Roark stands before a jury of his peers. He is ready to provide a defense for himself. Rand writes:

He stood by the steps of the witness stand. The audience looked at him. They felt he had no chance. They could drop the nameless resentment, the sense of insecurity which he aroused in most people. And so, for the first time, they could see him as he was: a man totally innocent of fear. The fear of which they thought was not the normal kind, not a response to a tangible danger, but the chronic, unconfessed fear in which they all lived. They remembered the misery of the moments when, in loneliness, a man thinks of the bright words he could have said, but had not found, and hates those who robbed him of his courage. The misery of knowing how strong and able one is in one's own mind, the radiant picture never to be made real. Dreams? Self-delusion? Or a murdered reality, unborn, killed by that corroding emotion without name - fear - need - dependence - hatred? Roark stood before them as each man stands in the innocence of his own mind.

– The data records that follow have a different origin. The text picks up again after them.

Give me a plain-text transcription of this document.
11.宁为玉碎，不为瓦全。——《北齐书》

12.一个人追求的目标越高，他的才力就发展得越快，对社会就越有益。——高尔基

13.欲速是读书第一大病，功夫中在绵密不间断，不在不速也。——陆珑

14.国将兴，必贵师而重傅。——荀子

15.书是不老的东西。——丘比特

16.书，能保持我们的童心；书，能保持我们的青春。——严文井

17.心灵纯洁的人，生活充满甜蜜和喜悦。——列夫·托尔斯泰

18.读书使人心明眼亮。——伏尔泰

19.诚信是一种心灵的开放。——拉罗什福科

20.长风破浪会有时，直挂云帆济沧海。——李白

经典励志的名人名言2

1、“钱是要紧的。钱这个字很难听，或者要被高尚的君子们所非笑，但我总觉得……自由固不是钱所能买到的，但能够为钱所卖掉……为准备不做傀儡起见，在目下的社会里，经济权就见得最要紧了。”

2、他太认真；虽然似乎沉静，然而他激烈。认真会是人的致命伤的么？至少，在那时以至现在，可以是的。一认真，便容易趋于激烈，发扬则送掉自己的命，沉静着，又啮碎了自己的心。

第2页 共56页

But Roark stood like that before a hostile crowd - and they knew suddenly that no hatred was possible to him. For the flash of an instant, they grasped the manner of his consciousness. Each asked himself: do I need anyone's approval? - does it matter? - am I tied? And for that instant, each man was free - free enough to feel benevolence for every other man in the room. end quote

 

I hope I have not quoted this recently, but I am sure a lot of critics would have liked Roark's terroristic bombing to be censored. I have debated with myself whether Roark was *right* to do what he did.